= Kezayit =

Talmudic unit of volume approximately equal to the size of an average olive

Kezayit, k'zayit, or kezayis (כְּזַיִת) is a Talmudic unit of volume approximately equal to the size of an average Talmudic-Era Israeli olive. The word itself literally means "like an olive." The rabbis differ on the precise definition of the unit:
- Rabbeinu Yitzchak (the Ri) defines it as one-half of a beytza (the volume of a Talmudic-Era chicken egg, literally meaning “egg”).
- Maimonides specified that a 'grogeret' (dried fig) was one-third of a beytza, making this the maximum size for a kezayit, which is smaller. Rabbeinu Tam made the argument explicitly, though, using a slightly different calculation came out with a maximum definition of three-tenths.
- According to some interpretations, including the Chazon Ish, the zayit is not related to other units by a fixed ratio, but rather should only be conceived of independently as the size of an average olive.

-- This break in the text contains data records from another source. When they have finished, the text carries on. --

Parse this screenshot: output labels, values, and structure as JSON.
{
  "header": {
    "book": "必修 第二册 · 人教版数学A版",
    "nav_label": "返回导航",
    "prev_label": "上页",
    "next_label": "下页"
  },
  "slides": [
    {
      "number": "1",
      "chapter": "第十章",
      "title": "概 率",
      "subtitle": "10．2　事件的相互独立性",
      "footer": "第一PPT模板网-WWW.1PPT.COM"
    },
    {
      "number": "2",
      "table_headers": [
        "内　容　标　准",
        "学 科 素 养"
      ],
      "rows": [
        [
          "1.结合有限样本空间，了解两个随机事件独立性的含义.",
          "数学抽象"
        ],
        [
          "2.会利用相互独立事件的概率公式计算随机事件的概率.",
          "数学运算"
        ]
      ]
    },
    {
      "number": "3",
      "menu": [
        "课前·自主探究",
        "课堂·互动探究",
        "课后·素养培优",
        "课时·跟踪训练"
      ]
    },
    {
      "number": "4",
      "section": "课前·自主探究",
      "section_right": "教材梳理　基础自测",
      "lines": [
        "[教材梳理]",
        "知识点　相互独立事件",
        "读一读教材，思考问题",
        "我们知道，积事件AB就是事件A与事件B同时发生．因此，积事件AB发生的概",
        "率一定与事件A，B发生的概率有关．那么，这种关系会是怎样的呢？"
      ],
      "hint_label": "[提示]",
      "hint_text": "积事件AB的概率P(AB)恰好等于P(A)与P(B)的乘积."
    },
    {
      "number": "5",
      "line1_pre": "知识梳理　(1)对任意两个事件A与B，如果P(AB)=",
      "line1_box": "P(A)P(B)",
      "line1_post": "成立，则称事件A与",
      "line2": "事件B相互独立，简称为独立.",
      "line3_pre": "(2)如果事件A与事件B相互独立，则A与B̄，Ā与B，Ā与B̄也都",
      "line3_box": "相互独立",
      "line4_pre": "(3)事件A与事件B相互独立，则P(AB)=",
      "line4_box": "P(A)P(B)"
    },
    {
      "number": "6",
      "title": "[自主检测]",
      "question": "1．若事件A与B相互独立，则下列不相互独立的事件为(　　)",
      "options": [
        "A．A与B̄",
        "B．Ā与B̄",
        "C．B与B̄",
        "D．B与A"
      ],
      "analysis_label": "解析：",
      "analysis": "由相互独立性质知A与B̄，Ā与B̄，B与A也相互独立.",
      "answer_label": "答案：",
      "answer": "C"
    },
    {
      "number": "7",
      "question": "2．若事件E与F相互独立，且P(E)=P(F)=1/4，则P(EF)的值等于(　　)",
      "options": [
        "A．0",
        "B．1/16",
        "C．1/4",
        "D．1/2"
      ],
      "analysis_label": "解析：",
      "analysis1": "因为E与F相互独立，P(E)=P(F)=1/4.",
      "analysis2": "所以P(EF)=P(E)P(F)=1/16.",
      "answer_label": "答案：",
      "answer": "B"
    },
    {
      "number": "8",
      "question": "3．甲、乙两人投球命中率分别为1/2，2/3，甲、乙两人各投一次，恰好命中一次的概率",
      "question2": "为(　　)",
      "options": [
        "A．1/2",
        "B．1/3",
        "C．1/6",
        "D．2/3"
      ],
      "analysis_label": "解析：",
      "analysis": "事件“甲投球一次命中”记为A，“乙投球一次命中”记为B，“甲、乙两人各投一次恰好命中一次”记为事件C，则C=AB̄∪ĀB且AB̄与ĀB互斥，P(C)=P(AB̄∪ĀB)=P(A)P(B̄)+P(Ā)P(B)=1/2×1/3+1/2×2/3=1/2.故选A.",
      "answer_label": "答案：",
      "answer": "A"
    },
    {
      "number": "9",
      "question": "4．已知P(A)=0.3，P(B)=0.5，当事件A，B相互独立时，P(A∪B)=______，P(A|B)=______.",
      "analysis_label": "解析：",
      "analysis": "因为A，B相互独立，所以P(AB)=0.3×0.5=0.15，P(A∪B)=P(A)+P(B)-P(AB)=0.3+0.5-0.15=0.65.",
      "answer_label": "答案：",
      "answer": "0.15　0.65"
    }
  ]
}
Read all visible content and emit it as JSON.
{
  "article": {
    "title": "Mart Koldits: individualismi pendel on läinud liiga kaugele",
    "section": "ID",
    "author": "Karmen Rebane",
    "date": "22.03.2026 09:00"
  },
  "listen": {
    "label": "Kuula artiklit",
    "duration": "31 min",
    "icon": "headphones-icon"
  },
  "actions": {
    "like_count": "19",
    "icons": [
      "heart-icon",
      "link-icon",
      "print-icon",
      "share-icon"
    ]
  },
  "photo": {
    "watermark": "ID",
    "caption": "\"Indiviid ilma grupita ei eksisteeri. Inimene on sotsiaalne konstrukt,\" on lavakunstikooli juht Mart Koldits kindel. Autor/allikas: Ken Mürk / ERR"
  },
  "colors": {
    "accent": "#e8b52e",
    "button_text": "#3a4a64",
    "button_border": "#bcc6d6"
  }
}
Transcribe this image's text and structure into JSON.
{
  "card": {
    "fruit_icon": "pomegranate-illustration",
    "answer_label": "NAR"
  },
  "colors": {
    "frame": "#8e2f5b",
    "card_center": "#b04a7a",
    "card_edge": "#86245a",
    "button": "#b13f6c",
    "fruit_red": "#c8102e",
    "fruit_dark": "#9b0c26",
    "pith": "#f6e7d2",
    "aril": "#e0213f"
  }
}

Its uses in halacha include:
- The minimum amount of food that, when eaten, is halachically considered "eating." This has implications throughout the spectrum of halacha, including:
  - For prohibitions of consumption, as in the eating of milk and meat
  - For the saying of a Bracha Ahrona (the traditional grace after meals)
- People exposed to at least a kezayit of the flesh of a dead body become ritually impure.